Holocaust History and Survivor Testimony: The Case of the Starachowice Factory Slave Labor Camps
Annual Sara and Asa Shapiro Scholar Lecture
March 29, 2018 at 11:30 AM Pacific Time
A public lecture by Christopher R. Browning (Frank Porter Graham Professor Emeritus of History, University of North Carolina at Chapel Hill)
2017-2018 Sara and Asa Shapiro Scholar in Residence
Organized by the USC Shoah Foundation Center for Advanced Genocide Research
In this lecture, Professor Christopher Browning will discuss his research into the Starachowice factory slave labor camps in Poland using survivor testimonies from the USC Shoah Foundation Visual History Archive. Professor Browning will explore the survival strategies that Jewish prisoners used to survive their ordeal, examine the role of such slave camps in the Nazi economy, and investigate how post-war survivor testimonies can help document otherwise forgotten history. This research culminated in the publication of his latest book Remembering Survival: Inside a Nazi Slave Labor Camp (2010), which won the Yad Vashem Book Prize in 2012, as well as the National Jewish Book Award in 2011.
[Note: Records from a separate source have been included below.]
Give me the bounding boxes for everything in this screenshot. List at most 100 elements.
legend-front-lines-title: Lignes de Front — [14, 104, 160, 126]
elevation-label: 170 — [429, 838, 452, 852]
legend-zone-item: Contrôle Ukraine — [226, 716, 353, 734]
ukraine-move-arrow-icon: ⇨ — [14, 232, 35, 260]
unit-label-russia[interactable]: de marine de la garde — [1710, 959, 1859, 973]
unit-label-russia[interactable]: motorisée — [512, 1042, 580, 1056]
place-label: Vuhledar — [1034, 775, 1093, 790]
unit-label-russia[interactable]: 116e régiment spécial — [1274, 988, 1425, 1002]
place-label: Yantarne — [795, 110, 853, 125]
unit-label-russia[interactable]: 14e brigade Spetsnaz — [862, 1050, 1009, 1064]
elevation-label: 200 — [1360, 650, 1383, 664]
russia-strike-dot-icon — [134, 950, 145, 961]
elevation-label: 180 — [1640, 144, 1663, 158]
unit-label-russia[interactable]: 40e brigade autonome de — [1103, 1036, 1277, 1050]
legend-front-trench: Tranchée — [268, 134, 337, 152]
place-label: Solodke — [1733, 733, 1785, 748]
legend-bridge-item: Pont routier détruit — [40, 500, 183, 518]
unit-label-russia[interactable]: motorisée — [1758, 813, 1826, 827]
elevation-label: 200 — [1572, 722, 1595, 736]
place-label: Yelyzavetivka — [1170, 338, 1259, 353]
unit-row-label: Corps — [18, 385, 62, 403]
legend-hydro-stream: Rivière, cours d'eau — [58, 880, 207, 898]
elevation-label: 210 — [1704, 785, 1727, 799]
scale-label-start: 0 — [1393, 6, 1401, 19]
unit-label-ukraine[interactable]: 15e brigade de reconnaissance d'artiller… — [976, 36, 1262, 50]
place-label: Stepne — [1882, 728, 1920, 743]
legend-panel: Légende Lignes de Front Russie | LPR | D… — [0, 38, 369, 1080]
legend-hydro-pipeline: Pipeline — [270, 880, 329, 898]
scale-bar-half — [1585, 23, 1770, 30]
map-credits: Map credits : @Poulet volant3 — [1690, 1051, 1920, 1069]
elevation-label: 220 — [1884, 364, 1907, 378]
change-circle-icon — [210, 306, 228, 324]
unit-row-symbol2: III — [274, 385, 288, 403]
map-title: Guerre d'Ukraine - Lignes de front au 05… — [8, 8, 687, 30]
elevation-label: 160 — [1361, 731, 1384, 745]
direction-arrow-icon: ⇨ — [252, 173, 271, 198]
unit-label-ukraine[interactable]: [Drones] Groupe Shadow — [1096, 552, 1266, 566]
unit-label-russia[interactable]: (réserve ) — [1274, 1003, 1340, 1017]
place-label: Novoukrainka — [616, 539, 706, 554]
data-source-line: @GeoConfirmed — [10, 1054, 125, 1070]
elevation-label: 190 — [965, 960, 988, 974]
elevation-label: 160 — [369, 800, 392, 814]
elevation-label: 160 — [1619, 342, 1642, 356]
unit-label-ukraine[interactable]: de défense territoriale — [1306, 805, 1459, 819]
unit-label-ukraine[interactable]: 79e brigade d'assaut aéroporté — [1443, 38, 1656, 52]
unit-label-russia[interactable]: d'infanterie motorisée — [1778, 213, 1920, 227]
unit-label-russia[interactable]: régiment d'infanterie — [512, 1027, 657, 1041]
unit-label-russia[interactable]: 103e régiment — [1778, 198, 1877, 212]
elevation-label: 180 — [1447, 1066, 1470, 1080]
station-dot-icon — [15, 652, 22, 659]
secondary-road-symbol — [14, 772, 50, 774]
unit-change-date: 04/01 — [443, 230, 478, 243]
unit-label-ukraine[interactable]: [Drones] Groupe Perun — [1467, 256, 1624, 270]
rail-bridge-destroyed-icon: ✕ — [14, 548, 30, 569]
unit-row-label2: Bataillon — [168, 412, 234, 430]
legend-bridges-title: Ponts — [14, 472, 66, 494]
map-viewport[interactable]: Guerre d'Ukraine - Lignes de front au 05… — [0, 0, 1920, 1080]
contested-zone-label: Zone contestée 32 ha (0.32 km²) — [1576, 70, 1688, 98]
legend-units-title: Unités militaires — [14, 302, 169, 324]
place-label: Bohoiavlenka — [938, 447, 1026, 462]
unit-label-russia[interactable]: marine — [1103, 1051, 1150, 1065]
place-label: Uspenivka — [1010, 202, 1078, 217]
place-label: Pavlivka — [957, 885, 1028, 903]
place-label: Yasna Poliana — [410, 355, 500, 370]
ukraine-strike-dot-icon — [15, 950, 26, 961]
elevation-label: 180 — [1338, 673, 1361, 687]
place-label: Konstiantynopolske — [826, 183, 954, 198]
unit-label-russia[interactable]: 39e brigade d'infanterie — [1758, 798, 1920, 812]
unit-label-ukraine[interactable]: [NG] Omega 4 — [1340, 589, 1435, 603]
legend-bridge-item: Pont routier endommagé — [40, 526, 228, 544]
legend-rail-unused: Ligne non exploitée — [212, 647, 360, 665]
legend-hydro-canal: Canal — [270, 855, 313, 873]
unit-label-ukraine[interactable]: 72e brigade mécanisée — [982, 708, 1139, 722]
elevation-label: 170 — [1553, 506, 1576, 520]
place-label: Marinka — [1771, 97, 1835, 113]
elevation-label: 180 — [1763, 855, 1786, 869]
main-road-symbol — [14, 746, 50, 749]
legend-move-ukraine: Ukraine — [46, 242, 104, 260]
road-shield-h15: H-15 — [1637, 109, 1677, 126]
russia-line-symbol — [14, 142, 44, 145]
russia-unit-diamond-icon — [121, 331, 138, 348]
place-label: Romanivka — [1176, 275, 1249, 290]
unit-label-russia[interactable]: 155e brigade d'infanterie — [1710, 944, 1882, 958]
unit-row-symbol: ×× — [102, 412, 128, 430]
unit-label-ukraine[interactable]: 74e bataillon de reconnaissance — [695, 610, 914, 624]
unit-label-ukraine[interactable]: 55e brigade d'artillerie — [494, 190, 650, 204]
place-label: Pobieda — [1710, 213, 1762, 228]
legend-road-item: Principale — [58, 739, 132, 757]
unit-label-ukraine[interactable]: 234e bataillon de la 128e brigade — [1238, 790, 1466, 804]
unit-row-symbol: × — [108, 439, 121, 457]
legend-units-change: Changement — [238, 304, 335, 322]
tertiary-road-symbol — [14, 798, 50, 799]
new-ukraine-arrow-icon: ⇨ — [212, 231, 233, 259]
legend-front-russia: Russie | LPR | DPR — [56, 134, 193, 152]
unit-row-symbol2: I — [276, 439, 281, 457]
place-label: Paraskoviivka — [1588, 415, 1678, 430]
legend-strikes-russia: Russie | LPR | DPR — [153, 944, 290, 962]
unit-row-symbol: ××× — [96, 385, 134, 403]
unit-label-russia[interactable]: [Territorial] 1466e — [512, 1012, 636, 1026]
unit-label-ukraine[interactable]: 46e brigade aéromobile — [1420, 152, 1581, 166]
Born in Italy and educated at Oberlin College and the University of Wisconsin-Madison, Christopher R. Browning is the Frank Porter Graham Professor Emeritus of History at the University of North Carolina at Chapel Hill. His research concerns the decision-making and policy-making behind the Nazi Final Solution, analyzed in his books The Final Solution and the German Foreign Office (1978), Fateful Months: Essays on the Emergence of the Final Solution (1985), Ordinary Men: Reserve Police Battalion 101 and the Final Solution in Poland (1992), The Path to Genocide: Essays on Launching the Final Solution (1992) and The Origins of the Final Solution: The Evolution of Nazi Jewish Policy, September 1939–March 1942 (2004). Professor Browning has also written about the behavior and motives of middle and lower-echelon personnel in its implementation in Nazi Policy, Jewish Workers, German Killers (2000). He helped edit and contextualize the personal letters compiled in Every Day Lasts a Year: A Jewish Family’s Correspondence from Poland (2007), and investigated how to reconcile the differing “collected memories” of perpetrators and survivors in Collected Memories: Holocaust History and Postwar Testimony (2003). His most recent publication Remembering Survival: Inside a Nazi Slave Labor Camp (2010), utilizes survivor testimony to analyze Jewish resistance and survival strategies during the Holocaust and won the 2011 Yad Vashem International Book Prize for Holocaust Research.